The second paragraph is even more interesting. Shmuel Rosner, writing in Ha’aretz, suggests that it means that “Barack Obama backs Israel remaining a Jewish state“. Well, it means that he does not think that the Palestinians should be able to flood Israel with ‘refugees’, but it also does not mean that the Palestinians must recognize Israel as a Jewish state.
“Compensation and other concessions from the Israelis” implies that the Palestinian nakba story is legitimate, that Israel created the refugees, and is responsible for them. Otherwise, why should Israel owe them anything?
The war that ended in 1948 was a continuation of the struggle to throw the Jews out that the Palestinian Arabs began in the 1920′s and was taken up by the Arab nations when they invaded Israel. There would have been no Arab refugees if they had accepted the partition resolution, instead of choosing war.

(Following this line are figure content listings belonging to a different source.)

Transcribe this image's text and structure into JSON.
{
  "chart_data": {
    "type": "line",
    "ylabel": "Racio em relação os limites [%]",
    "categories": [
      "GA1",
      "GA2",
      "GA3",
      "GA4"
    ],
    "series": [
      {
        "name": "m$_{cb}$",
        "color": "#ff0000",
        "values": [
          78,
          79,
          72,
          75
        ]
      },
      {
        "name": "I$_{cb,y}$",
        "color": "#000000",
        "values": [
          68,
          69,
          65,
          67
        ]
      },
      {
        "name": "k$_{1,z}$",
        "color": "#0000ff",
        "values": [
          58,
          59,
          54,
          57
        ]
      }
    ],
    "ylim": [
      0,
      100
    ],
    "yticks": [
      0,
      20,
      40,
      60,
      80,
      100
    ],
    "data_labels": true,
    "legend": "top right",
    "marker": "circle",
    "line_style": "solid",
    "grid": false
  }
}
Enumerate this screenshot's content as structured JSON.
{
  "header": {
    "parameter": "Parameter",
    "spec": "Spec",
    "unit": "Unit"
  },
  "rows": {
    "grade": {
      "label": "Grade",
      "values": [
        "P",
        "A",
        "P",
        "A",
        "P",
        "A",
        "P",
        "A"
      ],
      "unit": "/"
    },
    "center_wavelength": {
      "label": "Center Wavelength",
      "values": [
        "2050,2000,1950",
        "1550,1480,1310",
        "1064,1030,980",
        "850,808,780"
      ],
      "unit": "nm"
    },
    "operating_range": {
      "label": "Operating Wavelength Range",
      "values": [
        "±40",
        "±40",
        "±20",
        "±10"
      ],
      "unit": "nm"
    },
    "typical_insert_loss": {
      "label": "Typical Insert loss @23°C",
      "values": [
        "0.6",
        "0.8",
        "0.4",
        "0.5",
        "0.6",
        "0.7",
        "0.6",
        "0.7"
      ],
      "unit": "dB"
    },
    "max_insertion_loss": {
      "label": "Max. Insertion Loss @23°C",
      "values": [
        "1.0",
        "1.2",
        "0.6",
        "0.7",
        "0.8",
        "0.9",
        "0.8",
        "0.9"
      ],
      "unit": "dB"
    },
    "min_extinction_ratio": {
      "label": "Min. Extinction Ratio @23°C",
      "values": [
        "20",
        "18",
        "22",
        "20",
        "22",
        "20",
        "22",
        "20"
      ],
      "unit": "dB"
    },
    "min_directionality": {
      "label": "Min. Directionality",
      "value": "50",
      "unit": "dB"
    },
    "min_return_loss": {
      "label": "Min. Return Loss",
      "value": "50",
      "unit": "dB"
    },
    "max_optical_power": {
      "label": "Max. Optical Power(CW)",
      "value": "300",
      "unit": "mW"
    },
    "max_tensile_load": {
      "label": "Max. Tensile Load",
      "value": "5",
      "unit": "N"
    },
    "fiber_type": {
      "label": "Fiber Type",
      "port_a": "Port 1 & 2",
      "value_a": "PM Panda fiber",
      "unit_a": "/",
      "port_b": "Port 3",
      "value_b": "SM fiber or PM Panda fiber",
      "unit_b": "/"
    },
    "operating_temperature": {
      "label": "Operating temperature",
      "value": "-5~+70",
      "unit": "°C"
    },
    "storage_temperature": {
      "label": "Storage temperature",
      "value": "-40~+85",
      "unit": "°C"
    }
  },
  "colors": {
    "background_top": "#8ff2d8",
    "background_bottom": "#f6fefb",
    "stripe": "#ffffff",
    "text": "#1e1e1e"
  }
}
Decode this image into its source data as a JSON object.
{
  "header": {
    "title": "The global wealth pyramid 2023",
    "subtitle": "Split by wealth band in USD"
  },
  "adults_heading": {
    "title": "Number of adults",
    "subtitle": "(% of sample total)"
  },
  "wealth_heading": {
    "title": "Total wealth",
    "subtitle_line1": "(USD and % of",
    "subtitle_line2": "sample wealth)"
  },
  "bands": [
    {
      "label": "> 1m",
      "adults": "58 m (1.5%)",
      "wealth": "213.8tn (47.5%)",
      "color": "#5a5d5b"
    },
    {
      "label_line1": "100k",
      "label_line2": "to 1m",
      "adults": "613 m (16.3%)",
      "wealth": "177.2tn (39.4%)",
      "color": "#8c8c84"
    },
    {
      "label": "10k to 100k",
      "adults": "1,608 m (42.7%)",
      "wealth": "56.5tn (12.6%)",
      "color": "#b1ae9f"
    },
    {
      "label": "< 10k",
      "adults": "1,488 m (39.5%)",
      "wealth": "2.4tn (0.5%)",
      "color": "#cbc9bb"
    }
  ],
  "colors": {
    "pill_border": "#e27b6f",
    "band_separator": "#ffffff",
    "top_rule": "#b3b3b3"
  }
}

The fact that the refugees weren’t resettled, but kept in misery for 60 years was the fault of the Arab nations and the compliant West — not Israel.
Accepting the principle of compensation is accepting the principle that Palestine actually belonged to the Arabs, the Jews took it, and now they need to compensate the Arabs for their loss.
The right of return does not require reinterpretation. There is no such right. The refugees have a right to resettlement in the Palestinian state or perhaps their present host countries, and a right to compensation from the Arab nations for the way they have been treated.
Here is what I think Obama, or any presidential candidate, should say:
“I start with the premise that Israel is a stalwart ally of ours and their security cannot be compromised. I also start with the premise that the status quo is unsustainable and that Palestinians must accept Israel’s right to exist unmolested as a Jewish state in the Middle East.”
“Part of any two-state agreement must be that the Palestinians agree that there is no right of return to Israel, but only to the Palestinian state. Refugees may receive compensation or other benefits (from Arab nations or the West), but they are not in any way the responsibility of Israel.”